O HOMEM DE CELULOIDE, por José Mário Espínola

Andrés e o filme que vai exibir e comentar hoje no Liv Mall, em João Pessoa

O tipo impressiona. Sujeito alto, boa compleição, louro de olhos azuis. E uma voz tronituante, de muita personalidade. Associados ao seu jeito carismático, isso faz com que nunca passe despercebido por onde anda.

Cultura fabulosa, vem dedicando toda a sua vida ao cinema. Literalmente: passa a maior parte do tempo dentro das salas de projeção, saindo de uma para entrar noutra, pois a Sétima Arte é o seu ofício.

Assiste a um filme com olhos profissionais, analisando já a partir da composição da platéia, desde a bilheteria. Semelhante a um bom sommelier, degusta cada filme saboreando todos os detalhes: câmera, direção, fotografia, atuações, trilha sonora, enredo, composição da platéia. E ao final dá a sua nota. Como um crítico rigoroso, dificilmente dá uma nota 10.

Exibe para a sua grande platéia, espalhada pelos cineclubes do Brasil, os melhores filmes da atualidade. Assim como outros lançados no passado, sempre excelentes películas. Não gosta do cinema brasileiro, e é fã declarado do cinema argentino, que diz ser um dos melhores o mundo.

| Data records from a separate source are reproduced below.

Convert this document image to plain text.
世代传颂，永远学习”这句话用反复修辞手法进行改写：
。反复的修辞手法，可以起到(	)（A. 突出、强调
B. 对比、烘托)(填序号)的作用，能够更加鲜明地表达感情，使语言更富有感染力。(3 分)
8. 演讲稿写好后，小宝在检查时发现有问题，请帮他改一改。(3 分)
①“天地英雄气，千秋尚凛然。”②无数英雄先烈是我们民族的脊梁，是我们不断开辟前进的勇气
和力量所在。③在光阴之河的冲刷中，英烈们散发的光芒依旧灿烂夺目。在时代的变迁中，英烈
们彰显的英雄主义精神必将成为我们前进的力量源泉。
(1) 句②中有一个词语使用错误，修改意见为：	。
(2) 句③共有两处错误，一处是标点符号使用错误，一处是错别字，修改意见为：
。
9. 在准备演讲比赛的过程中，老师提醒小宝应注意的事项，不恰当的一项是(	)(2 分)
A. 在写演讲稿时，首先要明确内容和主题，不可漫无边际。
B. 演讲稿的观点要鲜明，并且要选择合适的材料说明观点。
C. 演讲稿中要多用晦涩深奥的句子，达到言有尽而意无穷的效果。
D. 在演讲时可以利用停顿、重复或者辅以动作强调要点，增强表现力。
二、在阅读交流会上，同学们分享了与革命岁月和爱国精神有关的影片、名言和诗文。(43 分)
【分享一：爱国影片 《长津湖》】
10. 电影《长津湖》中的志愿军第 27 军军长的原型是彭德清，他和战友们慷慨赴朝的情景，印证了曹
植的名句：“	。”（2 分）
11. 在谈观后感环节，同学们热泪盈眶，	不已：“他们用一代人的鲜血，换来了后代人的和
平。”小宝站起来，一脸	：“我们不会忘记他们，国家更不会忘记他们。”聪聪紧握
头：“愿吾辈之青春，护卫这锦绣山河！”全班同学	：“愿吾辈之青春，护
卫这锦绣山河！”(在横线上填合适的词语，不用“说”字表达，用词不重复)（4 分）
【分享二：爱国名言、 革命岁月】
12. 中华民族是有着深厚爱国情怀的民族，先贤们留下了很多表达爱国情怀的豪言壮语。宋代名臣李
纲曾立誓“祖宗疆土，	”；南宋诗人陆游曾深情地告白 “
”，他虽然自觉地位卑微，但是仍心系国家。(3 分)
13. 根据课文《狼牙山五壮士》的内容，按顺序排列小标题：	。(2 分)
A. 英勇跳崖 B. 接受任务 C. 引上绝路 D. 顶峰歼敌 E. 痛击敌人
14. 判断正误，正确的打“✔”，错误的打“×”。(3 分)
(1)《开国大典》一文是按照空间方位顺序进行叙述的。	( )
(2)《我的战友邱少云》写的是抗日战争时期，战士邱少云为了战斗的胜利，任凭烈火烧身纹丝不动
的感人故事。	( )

Como um mestre de sala, comanda seus grupos com mão de ferro, exigindo que se limitem ao tema cinema, excluindo os recalcitrantes, após terem sido advertidos. Pois às vezes se comporta como um professor rigoroso, enquadrando aqueles alunos que esquecem as boas maneiras na sala de aula. Mas, assim como toda classe de colégio tradicional tem um mestre severo, também sempre tem um aluno travesso, o qual forma um binômio com o professor, que resulta sempre em boa amizade.

Fidalgo, possuidor de gosto exigente, como bom gourmet ele aprecia pratos sofisticados, sempre acompanhados de vinhos finos. Monarquista, respeita a democracia e abomina extremismos, tanto de direita quanto de esquerda. Como todo príncipe, ele tem a sua corte, com composição semelhante às dos nobres da Renascença. Tem de tudo que é personagem.

Nas suas apresentações, às vezes ele se entusiasma e escorrega na linguagem, deixando a platéia corada. Mas é o seu estilo, o seu valor é maior do que a boca candidata ao sabão.

Em alguns momentos tenta ser rigoroso, brabo mesmo. Porém, na realidade ele tem um coração de chantilly. Sempre muito solidário e preocupado com as pessoas, eu acho que ele é, na realidade, um socialista enrustido. E dos bons!

Enfim, este é Andrés Von Dessauer, o nosso mestre de cinema. Tem nome de príncipe bávaro, nasceu chileno e é brasileiro por adoção. Andrés hoje é cidadão do mundo. Ora nos parece um barão prussiano. Ou um conde do País de Gales. Ou um príncipe degredado. Já estudou até na Alemanha, onde teve a oportunidade de conhecer a Rainha Elizabeth II, recém-falecida.

Já trabalhou em muito países, mas escolheu o Brasil como lar. É possuidor do melhor museu de arte erótica da Paraíba, em cuja calçada encontramos um jacaré gigante, feito de cimento, que ele trouxe sabe lá de onde, e sabe lá como. E que crianças e pessoas simples pensam ser real.

Considerando a sua boa saúde, a excelente forma física, a sua resistência incrível que o leva a suportar maratonas de filmes, em cidades como João Pessoa, São Paulo e Rio de Janeiro, nas quais é muito conhecido, e levando em consideração a sua afinidade com o cinema, cheguei à conclusão de que Andrés não é feito de tecido humano: ele é feito de celulóide, o mesmo material dos filmes cinematográficos acomodados em rolos, para serem exibidos nos cinemas.
***
Esse é, portanto, o nosso príncipe bávaro. Por tudo isso é que ergo um brinde para o nosso grande mestre, Andrés Von Dersauer, com champagne Veuve Clicquot, brût: longa vida ao príncipe!